The last part looks like your station id. Do a WHO at TCL to check. The part prior to the "*" is a sequential session counter, which is stored in the arevpid.dat file. What I have done in the past when I need to find something in the SYSTEMP file is to create a symbolic to get the station id or the date (some record ids also contain the date) to narrow down the search.

Note that the SYSTEMP file is used for temporary storage. With all users logged off, it should be empty. If it is not, you should consider clearing it (of course recover your missing data first).

Dare I ask why you are not recovering from a backup?


At 01 OCT 1999 03:31PM Don Miller - C3 Inc. wrote:

James..

Well, you've got a fine kettle of fish, but here's what I have done in the past:

I have a global table called SAVEDATA. The process to get the records is (assuming that no other users are fixing the table:

CLEARTABLE SAVEDATA (S)

SELECT SYSTEMP WITH @ID 'table_name_with_records'

IF I GET ANY HITS THEN ..

COPY SYSTEMP (D) TO:(SAVEDATA

This will remove the data from SAVEDATA so it won't be there again.

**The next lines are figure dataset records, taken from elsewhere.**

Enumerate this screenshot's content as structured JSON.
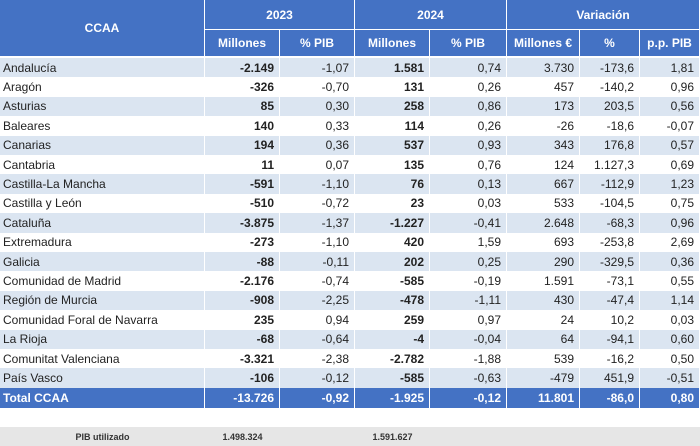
{
  "header": {
    "first": "CCAA",
    "groups": [
      "2023",
      "2024",
      "Variación"
    ],
    "columns": [
      "Millones",
      "% PIB",
      "Millones",
      "% PIB",
      "Millones €",
      "%",
      "p.p. PIB"
    ]
  },
  "table": {
    "rows": [
      [
        "Andalucía",
        "-2.149",
        "-1,07",
        "1.581",
        "0,74",
        "3.730",
        "-173,6",
        "1,81"
      ],
      [
        "Aragón",
        "-326",
        "-0,70",
        "131",
        "0,26",
        "457",
        "-140,2",
        "0,96"
      ],
      [
        "Asturias",
        "85",
        "0,30",
        "258",
        "0,86",
        "173",
        "203,5",
        "0,56"
      ],
      [
        "Baleares",
        "140",
        "0,33",
        "114",
        "0,26",
        "-26",
        "-18,6",
        "-0,07"
      ],
      [
        "Canarias",
        "194",
        "0,36",
        "537",
        "0,93",
        "343",
        "176,8",
        "0,57"
      ],
      [
        "Cantabria",
        "11",
        "0,07",
        "135",
        "0,76",
        "124",
        "1.127,3",
        "0,69"
      ],
      [
        "Castilla-La Mancha",
        "-591",
        "-1,10",
        "76",
        "0,13",
        "667",
        "-112,9",
        "1,23"
      ],
      [
        "Castilla y León",
        "-510",
        "-0,72",
        "23",
        "0,03",
        "533",
        "-104,5",
        "0,75"
      ],
      [
        "Cataluña",
        "-3.875",
        "-1,37",
        "-1.227",
        "-0,41",
        "2.648",
        "-68,3",
        "0,96"
      ],
      [
        "Extremadura",
        "-273",
        "-1,10",
        "420",
        "1,59",
        "693",
        "-253,8",
        "2,69"
      ],
      [
        "Galicia",
        "-88",
        "-0,11",
        "202",
        "0,25",
        "290",
        "-329,5",
        "0,36"
      ],
      [
        "Comunidad de Madrid",
        "-2.176",
        "-0,74",
        "-585",
        "-0,19",
        "1.591",
        "-73,1",
        "0,55"
      ],
      [
        "Región de Murcia",
        "-908",
        "-2,25",
        "-478",
        "-1,11",
        "430",
        "-47,4",
        "1,14"
      ],
      [
        "Comunidad Foral de Navarra",
        "235",
        "0,94",
        "259",
        "0,97",
        "24",
        "10,2",
        "0,03"
      ],
      [
        "La Rioja",
        "-68",
        "-0,64",
        "-4",
        "-0,04",
        "64",
        "-94,1",
        "0,60"
      ],
      [
        "Comunitat Valenciana",
        "-3.321",
        "-2,38",
        "-2.782",
        "-1,88",
        "539",
        "-16,2",
        "0,50"
      ],
      [
        "País Vasco",
        "-106",
        "-0,12",
        "-585",
        "-0,63",
        "-479",
        "451,9",
        "-0,51"
      ]
    ]
  },
  "total": [
    "Total CCAA",
    "-13.726",
    "-0,92",
    "-1.925",
    "-0,12",
    "11.801",
    "-86,0",
    "0,80"
  ],
  "footer": {
    "label": "PIB utilizado",
    "values": [
      "1.498.324",
      "1.591.627"
    ]
  }
}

Next is the God_Awful part.

SELECT SAVEDATA

EDIT SAVEDATA

.. check the record. Note that the original key is in the first field along with some other caca. If the record is worth saving, then edit the first field to remove the key stuff. Use the editor's block commands and cut it to a buffer. Then SHIFT+F1 to edit another. Enter the original table and the correct key. You should see a New Record message. Paste the contents into the record and save it. Exit back and do an ALT+F. Don't save your changes. Keep on truckin until you're done or out of patience.

Don Miller

C3 Inc.


At 04 OCT 1999 12:28PM TimS@miles33.co.uk wrote:

FIXLH copies the good records to DUMP_FIX_TEMP, and then copies them back again. If you interrupt the copy back process, you can do it manually. SYSTEMP only seems to get used for the records that AREV can't unpick itself.

SYSTEMP will be CLEARED if you do another FIXLH, so copy the contents of the file to a new temporary file before you do anything else.


At 06 OCT 1999 11:10AM James Caldwell wrote:

The backup is run every Friday, this was on Tuesday so they would have lost Monday's work. Talked to the IS guy on site and he informed me that the last TWO backups failed! His explanation was something along the lines of "the lady didn't put the tape drive in right"!!!